On the dock of the bay
In the early 1900s, parcels of St. Petersburg, Fla.’s 33-mile waterfront were little more than blighted properties lined with shacks and deteriorating buildings. But, in 1908, the city council approved $5,120 to purchase four lots of waterfront property, according to the March 1945 issue of The American City. For the next 17 years, the city continued to acquire adjacent property, including four miles that it turned into Waterfront Park. In 1925, residents approved a $1 million bond issue to construct the 1,700-foot-long Municipal Pier, which extended from Waterfront Park into Tampa Bay. Opening in 1926, the pier included the Municipal Solarium — then known to be the largest in the world — a ballroom and observation deck.

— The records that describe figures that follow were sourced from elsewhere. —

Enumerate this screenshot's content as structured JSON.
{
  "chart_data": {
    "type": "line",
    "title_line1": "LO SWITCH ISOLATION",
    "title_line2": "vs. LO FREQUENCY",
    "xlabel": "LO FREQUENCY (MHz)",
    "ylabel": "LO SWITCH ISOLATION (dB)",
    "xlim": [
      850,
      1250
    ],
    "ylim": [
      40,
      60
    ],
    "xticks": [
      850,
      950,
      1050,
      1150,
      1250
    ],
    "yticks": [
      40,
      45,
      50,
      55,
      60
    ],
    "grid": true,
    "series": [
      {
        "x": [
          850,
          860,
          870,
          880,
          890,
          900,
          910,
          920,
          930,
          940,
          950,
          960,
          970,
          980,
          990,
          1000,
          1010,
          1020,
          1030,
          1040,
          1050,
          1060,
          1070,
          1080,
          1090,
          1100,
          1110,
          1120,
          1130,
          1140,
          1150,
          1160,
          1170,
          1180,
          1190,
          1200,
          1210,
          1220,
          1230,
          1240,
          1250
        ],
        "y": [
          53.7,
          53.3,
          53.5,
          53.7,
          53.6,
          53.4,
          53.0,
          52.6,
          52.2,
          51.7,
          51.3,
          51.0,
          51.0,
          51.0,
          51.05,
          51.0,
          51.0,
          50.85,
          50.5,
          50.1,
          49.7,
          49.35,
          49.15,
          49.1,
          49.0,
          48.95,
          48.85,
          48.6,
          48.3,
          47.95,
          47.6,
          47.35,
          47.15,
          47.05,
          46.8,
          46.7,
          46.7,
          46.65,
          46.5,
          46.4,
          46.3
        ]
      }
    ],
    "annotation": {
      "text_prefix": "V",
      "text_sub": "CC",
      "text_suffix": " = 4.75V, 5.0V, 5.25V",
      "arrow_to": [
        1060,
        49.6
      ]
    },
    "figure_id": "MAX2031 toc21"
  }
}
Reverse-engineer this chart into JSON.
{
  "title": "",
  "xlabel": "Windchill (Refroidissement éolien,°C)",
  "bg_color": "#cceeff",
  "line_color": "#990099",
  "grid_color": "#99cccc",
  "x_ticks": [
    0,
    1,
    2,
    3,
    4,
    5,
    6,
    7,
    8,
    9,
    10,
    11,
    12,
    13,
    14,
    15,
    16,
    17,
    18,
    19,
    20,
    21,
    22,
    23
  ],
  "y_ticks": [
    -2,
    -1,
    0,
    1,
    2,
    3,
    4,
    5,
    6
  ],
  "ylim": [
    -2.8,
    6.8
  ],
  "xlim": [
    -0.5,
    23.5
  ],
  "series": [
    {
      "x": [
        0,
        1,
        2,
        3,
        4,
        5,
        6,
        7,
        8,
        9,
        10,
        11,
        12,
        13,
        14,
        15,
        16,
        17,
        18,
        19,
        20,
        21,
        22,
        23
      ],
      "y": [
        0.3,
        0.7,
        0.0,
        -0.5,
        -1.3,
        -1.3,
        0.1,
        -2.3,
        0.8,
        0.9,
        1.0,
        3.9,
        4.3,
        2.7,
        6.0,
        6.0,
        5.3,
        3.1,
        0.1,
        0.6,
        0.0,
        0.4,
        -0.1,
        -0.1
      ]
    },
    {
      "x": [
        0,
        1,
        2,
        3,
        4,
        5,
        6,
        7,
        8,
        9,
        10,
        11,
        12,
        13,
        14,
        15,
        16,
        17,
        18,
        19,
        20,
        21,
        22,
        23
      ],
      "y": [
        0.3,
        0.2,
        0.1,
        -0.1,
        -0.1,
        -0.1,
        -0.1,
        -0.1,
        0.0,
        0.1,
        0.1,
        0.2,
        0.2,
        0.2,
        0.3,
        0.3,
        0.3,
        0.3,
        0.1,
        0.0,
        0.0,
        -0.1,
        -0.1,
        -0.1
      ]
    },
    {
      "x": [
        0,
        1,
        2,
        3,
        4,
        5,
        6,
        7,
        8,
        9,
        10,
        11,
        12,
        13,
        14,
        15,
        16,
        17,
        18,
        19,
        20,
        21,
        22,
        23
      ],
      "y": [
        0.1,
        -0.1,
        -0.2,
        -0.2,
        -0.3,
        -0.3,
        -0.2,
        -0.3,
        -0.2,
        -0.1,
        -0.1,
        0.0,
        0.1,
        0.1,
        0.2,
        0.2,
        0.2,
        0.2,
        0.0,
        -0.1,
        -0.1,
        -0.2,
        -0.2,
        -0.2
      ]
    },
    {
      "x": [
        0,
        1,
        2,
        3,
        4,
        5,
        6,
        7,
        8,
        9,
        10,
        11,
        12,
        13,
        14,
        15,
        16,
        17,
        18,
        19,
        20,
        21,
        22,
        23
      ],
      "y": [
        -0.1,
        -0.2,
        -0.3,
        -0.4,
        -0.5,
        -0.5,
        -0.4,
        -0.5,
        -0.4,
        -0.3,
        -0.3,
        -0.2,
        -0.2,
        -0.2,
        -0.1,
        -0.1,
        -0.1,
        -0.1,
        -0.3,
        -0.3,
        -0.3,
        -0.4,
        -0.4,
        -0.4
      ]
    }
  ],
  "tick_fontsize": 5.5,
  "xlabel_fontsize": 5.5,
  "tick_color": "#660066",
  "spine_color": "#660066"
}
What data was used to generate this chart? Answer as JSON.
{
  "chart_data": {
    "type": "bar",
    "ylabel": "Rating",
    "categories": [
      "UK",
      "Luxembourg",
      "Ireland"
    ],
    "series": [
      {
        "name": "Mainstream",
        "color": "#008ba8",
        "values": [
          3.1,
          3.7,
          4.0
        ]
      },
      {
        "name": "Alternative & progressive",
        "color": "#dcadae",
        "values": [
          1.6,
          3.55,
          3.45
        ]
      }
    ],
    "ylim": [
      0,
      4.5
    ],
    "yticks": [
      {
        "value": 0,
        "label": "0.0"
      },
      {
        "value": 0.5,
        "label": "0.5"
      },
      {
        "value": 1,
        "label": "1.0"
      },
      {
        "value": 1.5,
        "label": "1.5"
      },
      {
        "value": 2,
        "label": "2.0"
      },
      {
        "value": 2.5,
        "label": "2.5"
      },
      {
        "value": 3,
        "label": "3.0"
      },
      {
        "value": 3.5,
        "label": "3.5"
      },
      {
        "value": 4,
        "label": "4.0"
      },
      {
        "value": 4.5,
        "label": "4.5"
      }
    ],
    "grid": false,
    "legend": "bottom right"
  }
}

By 1967, the original pier had deteriorated and was demolished, and, in 1973, the new St. Petersburg Pier opened. Commonly known as The Pier, the $15 million facility features a five-story inverted pyramid that houses restaurants, retail, galleries and The Pier Aquarium. The Pier is open year-round and is the site of nearly 300 events annually, including Fourth of July and New Year’s Eve celebrations, motorcycle shows, sightseeing boat tours and dances. Still owned and managed by the city, The Pier welcomes 1.2 million visitors annually.